How to Protect Your Private Information When Selling an Old Smartphone

Just because a device has been wiped clean, doesn’t mean all the private information once stored there is gone for good

Smartphone users who opt to sell their old phones may also be handing over their personal information.

An iPhone 4 can net anywhere from $125 to $210 in cash or credit from companies like Amazon, USell or ecoATM. Those companies will buy your phone and wipe the device clean before selling it overseas.

However, just because a device has been wiped clean, doesn’t mean all the private information once stored there is gone for good.

NBC 7 recently purchased several Android-based phones from ads posted on Craigslist and found the former owner’s personal information was easily accessible in just minutes.

Smartphones are like mini-computers and carry with them almost every detail about a person’s life from family photos or intimate texts to passwords and bank records.

At NBC 7’s request, Jeff Debrosse, the Director of Security Research with Websense Security, took a collection of used smartphones and examined what information he could find stored inside.

“If nothing was done with that phone, a lot of that information might be recoverable,” Debrosse said.

The Android-based phones were purchased from individual sellers on Craigslist. Even though every phone had been wiped clean before it was sold, it didn't take long for Debrosse to hit the jackpot.

“From when I connected the phone, in about two minutes I had images and correspondence,” said Debrosse.

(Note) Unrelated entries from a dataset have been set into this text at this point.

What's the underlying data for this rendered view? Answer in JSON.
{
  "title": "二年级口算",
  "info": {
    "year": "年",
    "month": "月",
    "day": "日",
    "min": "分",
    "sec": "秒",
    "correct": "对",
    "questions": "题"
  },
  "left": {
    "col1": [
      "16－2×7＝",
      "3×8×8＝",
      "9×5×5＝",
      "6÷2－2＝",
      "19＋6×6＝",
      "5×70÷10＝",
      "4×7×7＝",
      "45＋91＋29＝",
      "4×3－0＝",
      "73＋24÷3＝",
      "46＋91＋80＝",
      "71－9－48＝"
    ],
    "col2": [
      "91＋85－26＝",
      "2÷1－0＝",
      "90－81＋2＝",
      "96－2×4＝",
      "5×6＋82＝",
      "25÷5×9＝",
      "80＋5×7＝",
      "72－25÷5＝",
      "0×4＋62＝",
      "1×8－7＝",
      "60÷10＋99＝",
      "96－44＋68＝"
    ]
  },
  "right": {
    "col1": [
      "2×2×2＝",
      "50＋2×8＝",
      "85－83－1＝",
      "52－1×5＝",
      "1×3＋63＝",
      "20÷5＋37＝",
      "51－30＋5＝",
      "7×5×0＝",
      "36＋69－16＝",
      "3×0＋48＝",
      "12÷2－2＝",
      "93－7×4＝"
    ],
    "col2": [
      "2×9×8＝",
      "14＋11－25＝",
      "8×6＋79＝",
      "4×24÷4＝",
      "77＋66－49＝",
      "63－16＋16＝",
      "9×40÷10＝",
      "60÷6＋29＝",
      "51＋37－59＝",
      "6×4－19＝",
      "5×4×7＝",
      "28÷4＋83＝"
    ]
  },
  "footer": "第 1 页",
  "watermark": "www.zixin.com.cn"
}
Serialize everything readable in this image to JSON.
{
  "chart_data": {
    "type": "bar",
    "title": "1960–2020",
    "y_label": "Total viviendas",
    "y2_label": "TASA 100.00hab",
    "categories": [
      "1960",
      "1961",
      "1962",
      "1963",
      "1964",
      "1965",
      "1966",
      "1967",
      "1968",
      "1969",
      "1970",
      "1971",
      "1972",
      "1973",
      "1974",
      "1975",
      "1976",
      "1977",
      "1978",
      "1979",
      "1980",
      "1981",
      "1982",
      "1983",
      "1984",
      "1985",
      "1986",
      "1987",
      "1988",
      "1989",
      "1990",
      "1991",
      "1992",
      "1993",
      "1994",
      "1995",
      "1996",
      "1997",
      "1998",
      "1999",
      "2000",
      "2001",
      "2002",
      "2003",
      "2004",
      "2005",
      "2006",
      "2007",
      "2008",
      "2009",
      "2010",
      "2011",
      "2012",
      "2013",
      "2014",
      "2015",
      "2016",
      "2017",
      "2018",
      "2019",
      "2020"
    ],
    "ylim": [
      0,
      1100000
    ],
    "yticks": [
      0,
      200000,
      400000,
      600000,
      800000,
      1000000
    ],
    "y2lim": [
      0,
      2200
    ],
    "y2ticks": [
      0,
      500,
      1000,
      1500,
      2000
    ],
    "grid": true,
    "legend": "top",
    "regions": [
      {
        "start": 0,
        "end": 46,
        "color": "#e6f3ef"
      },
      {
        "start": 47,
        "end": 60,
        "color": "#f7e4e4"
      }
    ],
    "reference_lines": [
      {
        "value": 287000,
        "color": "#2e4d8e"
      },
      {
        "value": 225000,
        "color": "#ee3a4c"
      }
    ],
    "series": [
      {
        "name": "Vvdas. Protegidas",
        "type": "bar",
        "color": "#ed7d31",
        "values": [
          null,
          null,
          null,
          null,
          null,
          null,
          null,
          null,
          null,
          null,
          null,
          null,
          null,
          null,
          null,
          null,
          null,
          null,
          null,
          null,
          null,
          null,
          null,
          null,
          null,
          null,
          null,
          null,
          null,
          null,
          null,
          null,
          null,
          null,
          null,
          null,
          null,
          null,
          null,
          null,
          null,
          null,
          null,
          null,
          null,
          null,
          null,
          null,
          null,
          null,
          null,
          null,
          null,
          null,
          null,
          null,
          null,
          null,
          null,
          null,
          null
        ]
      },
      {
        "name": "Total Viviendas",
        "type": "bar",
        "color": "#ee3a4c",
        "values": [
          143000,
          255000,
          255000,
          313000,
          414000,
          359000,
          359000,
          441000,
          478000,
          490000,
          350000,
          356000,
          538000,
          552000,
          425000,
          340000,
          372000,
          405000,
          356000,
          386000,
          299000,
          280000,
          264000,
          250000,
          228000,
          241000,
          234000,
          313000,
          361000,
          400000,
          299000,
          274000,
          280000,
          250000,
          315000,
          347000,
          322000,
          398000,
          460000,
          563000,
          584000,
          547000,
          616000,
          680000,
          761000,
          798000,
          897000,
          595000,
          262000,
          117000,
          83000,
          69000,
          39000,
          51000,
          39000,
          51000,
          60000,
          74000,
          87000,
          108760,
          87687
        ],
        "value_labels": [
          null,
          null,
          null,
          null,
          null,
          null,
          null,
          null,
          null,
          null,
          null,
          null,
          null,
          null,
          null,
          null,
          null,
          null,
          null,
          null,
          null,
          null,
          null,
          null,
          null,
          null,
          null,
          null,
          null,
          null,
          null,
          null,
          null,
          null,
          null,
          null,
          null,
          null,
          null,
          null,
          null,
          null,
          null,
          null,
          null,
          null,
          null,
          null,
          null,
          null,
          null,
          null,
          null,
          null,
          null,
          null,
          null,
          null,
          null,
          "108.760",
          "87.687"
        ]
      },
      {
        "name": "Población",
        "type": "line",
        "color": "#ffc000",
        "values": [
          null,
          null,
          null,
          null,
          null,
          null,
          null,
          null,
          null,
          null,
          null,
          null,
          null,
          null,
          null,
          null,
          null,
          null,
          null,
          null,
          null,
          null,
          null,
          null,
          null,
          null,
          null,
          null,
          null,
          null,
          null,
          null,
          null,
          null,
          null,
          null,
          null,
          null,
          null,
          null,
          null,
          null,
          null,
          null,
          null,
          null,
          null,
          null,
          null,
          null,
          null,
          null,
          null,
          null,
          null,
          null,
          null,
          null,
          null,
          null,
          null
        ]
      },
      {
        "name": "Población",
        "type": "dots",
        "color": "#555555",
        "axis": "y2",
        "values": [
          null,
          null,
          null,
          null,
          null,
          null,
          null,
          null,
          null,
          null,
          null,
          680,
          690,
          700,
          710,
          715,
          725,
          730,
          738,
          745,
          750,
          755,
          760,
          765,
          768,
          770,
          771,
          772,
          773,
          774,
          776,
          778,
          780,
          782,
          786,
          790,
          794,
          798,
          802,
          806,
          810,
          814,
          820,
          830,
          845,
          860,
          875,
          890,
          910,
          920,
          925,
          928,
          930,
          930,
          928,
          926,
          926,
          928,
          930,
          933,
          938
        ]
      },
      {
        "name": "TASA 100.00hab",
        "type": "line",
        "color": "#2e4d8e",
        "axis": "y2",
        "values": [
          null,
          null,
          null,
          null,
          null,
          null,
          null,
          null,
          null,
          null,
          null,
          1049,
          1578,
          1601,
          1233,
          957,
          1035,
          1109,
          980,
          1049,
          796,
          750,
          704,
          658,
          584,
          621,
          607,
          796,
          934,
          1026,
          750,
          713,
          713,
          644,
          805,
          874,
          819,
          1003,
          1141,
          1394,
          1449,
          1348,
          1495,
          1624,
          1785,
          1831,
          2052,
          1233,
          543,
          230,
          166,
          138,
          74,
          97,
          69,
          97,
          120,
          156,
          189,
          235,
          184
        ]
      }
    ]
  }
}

Using free data recovery software found online, Debrosse was able to find thousands of private files including Twitter conversations, emails and personal photos still hidden on the phone's hard drive.

To avoid this, smartphone owners can either take a hammer and physically destroy the phone or bury the data so deep it will never be found.

“You can actually write a lot of information to it and when you’re done, just go ahead and wipe it and fill that storage area with music or with videos not of yourself but with information and files. Then wipe it again,” Debrosse advises. “What someone is going to recover is actually going to be stuff you don’t really care about.”

The personal information is replaced by impersonal information creating a buffer zone most people will never be able to crack.